For just a fleeting moment he gave me a puzzled look. “I’m sure that will all be revealed to us after Armageddon and when paradise is achieved.”
“Your magazines stated that those who survived Armageddon would ‘live forever.’ Just how does that work? Do you get a brand new body every fifty years? I mean…what happens if you fall off a cliff – or get hit by lightning? Do you get repaired? Or are you like Superman and can never be damaged – no matter what you do?”
I could see that he was getting suspicious and wondering what I was up to. “That…uh, we don’t really don’t know. Everything like that will be revealed to us after we enter paradise.”
“I’m curious. If you do live forever, what do you do for fun after 10,000 years? Will there be a lot of new movies? Will there be places like Disneyland? Will people be having lots of sex?”
“Again, we don’t know for sure how all of those things will be accomplished. But none of us want to die – ever. So I’m sure that in a perfect world we will all find plenty of things to do that will bring us joy. You certainly seem to have a lot of interesting questions.”
I decided I’d try one more question to let him know that I wasn’t going to play “Mr. Householder” to his “Brother Prepared Publisher” – like they do during Theocratic Ministry School meetings and in skits at assemblies and conventions.
I glanced at his wife for a brief second, and then turned back to him. “Let’s assume that God created a paradise on earth, called Eden.”
“That he did,” was his automatic response.
“And then God put a perfect man and woman there to manage the garden and also to multiply and fill the earth with more people. Then why didn’t He just leave things alone and let humanity continue to live in that perfect state? Why did He have to ‘test’ them with the ‘forbidden fruit’? Why would He stand back and let them be tempted by Satan? Why set them up for failure and then punish them – AND all of their innocent descendants – to lives of pain, misery, and death? And then why would he continue to do this to humanity for the next six to seven thousand years? That simply doesn’t make sense to me. Is that what a loving god would do? I know that I’m not perfect, but I certainly wouldn’t do that to my own children.”
With that he closed his Bible and handed it to his wife.

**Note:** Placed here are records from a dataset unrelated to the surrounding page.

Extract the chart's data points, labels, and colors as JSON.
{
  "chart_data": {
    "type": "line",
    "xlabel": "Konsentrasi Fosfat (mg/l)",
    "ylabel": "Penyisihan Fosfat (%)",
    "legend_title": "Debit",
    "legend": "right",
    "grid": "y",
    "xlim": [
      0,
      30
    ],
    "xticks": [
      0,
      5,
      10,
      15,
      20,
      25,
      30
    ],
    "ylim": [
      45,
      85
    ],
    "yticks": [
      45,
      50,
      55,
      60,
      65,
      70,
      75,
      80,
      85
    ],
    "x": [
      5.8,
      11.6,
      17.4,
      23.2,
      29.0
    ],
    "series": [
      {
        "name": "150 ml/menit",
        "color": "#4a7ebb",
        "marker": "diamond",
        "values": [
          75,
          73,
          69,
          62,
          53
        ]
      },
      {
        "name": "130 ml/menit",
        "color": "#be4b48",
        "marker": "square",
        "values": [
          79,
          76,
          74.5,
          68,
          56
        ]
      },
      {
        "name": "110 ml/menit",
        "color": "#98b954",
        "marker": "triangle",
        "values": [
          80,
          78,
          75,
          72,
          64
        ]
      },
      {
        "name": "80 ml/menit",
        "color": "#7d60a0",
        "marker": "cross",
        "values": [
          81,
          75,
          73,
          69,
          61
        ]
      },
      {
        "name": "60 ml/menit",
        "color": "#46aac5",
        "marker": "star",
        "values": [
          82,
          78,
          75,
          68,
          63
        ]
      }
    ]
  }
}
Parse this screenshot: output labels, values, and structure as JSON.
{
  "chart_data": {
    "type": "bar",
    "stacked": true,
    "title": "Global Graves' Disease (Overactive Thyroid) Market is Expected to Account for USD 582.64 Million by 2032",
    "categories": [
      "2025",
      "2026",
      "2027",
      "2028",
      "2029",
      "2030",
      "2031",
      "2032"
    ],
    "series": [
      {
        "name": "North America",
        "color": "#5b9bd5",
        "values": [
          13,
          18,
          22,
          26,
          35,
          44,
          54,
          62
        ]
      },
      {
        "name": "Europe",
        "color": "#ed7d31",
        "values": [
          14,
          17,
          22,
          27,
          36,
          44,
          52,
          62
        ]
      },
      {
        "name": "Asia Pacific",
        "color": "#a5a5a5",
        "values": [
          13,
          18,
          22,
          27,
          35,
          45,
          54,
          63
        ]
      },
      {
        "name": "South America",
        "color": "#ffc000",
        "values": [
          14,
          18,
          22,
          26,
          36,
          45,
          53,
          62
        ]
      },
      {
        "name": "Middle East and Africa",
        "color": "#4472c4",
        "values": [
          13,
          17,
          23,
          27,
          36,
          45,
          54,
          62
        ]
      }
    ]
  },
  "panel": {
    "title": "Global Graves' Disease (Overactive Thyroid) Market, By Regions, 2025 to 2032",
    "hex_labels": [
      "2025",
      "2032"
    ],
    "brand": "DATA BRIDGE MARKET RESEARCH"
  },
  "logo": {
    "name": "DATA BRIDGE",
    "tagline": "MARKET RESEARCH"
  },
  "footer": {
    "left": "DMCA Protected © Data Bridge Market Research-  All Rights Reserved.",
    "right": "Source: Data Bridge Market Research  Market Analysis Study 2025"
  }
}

As he put his gloves on, he looked at me as if I was the Devil himself. “Well, it’s been interesting speaking to you this morning,” he said in an unconvincing, almost sarcastic manner. “Thank you for inviting us in. I hope we’ve answered some of your questions. It’s been an interesting conversation. Maybe we can visit again in the future at a more convenient time.”
I could tell that they were anxious to make a quick exit. While they had to be very warm in their coats and gloves, I could see that wasn’t why he was clearly uncomfortable being there. There was a look in his eyes that told me that he suspected I was playing with him – even though I’d been careful not to ridicule, or be sarcastic, while speaking to them.
That couple has never returned. A couple pairs of young JW boys and girls in their early teens rang our bell the following year, and I even accepted their magazines. But no adult Witnesses have ever come to my door since then. In the past two years we’ve not had a single visit. I’ve seen them in the neighborhood from time to time, but they always walk by my home. I know they are bypassing my house on purpose. I’m sure that I’m on their “Do Not Call” list.
So I now know that there’s an “apostate” in my neighborhood. He would be me.